William Arthur Ward (1812-1882)

 

Love your neighbor, but don't pull down the hedge.

Swiss Proverb

 

Some of us ... think to ourselves, "If I had only been there! How

quick I would have been to help the baby. I would have washed his

linen. How happy I would have been to go with the shepherds to see the

Lord lying in the manger!" Yes, we would! We say that because we know

how great Christ is. But if we had been there at that time, we would

have done no better than the people of Bethlehem. Why don't we do it

now? We have Christ in our neighbor.

Martin Luther (1483-1546)

 

The impersonal hand of government can never replace the helping hand

of a neighbor.

Hubert H. Humphrey (1911-1978)

 

The love of our neighbor is the only door out of the dungeon of self.
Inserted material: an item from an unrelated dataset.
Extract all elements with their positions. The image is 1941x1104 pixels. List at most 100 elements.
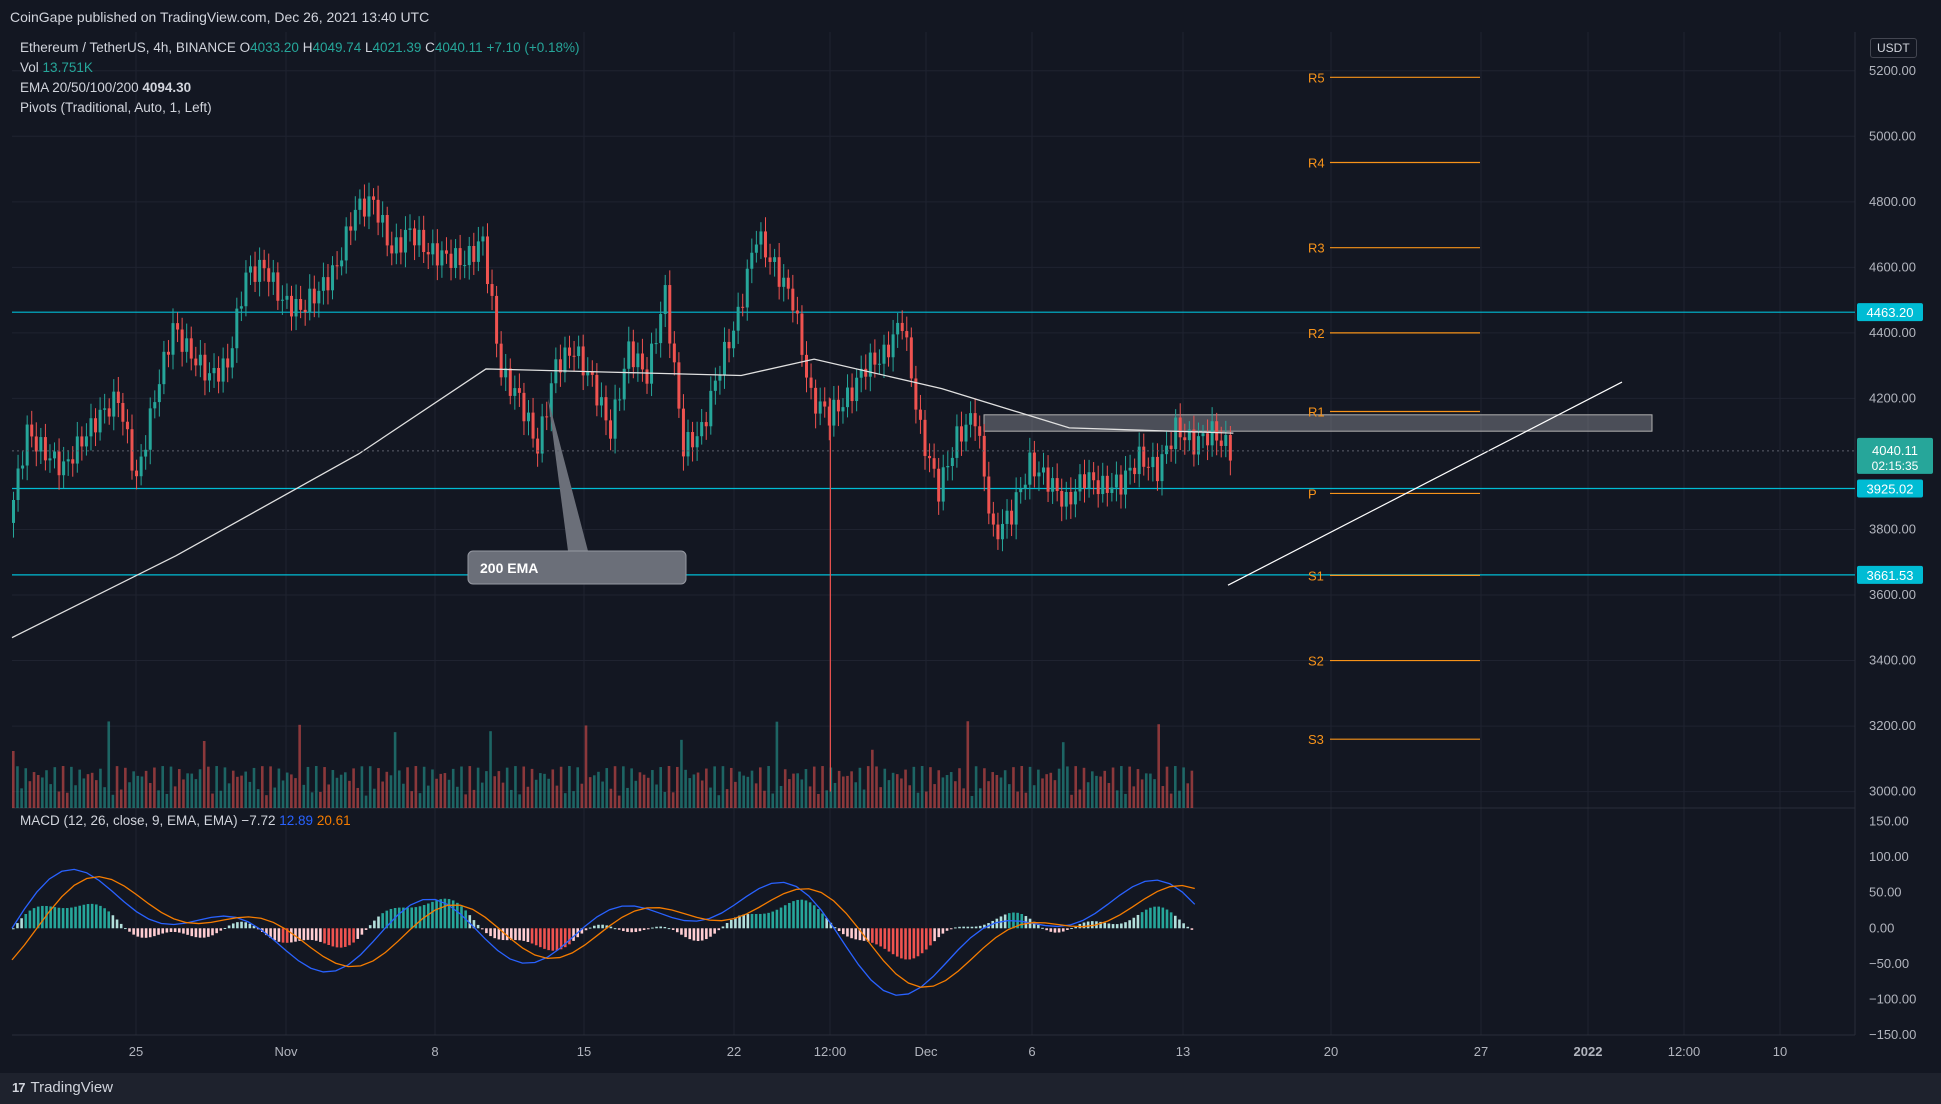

George Macdonald (1824-1905)

 

The only time to look down on your neighbor is when you are bending

over to help.

 

We are not the better for our Christianity if our neighbor is the

worse for it.

 

We make our friends; we make our enemies; but God makes our next door

neighbor. Hence he comes to us clad in all the careless terrors of

nature; he is as strange as the stars, as reckless and indifferent as

the rain. He is man, the most terrible of the beasts.

G. K. Chesterton (1874-1936)

 

What you wish for your neighbor, that you ask for yourself. If you

don't wish his good, you ask for your own death.

Angelus Silesius (1624-1677)

 

While the spirit of neighborliness was important on the frontier

because neighbors were so few, it is even more important now because

our neighbors are so many.

Lady Bird Johnson

 

Your neighbor is the man who is next to you at the moment, the man

with whom any business has brought you into contact.

George Macdonald (1824-1905)

 

Your neighbor is the man who needs you.

Elbert Green Hubbard (1856-1915)

 

Happiness will never come your way as long as your back is turned on duty.

 

To be humble to superiors is duty; to equals, courtesy; to inferiors, nobility.

 

Duty makes us do things well, but love makes us do them beautifully.

 

It is our duty to obey God's commands, not to direct His counsels.

 

A reformer sees his duty and overdoes it.

 

Hard work and devotion to duty will surely get you a promotion ‑ unless, of course, the boss has a relative who wants the job.

 

The trouble with the world is that so many people who stand up for their rights fall down miserably on their duties.

 

The value of the Bible doesn't consist in merely knowing it, but in obeying it.

 

Many people see their duty in plenty of time to dodge it.

 

Some who do their duty as they see it must have a blind spot.

 

When duty calls some people are never at home.

 

Generally speaking, duty is what we expect of others.

 

You can do anything you ought to do.

 

The fellow who believes he is exerting him­self beyond the call of duty is apt to be a poor judge of distance.

 

God never imposes a duty without giving time and strength to perform it.

 

A man never gets so confused in his thinking that he can't see the other fellow's duty.

 

Many people spend more time trying to dodge duty than would be required to discharge it.

 

The best way to get rid of your duties is to discharge them.

Duty is a task we look forward to with dis­taste, perform with reluctance, and brag about afterwards.

 

Some folks who do their duty as they see it need to consult an eye specialist.

 

An excuse is a statement given to cover up for a duty not well done or not done at all.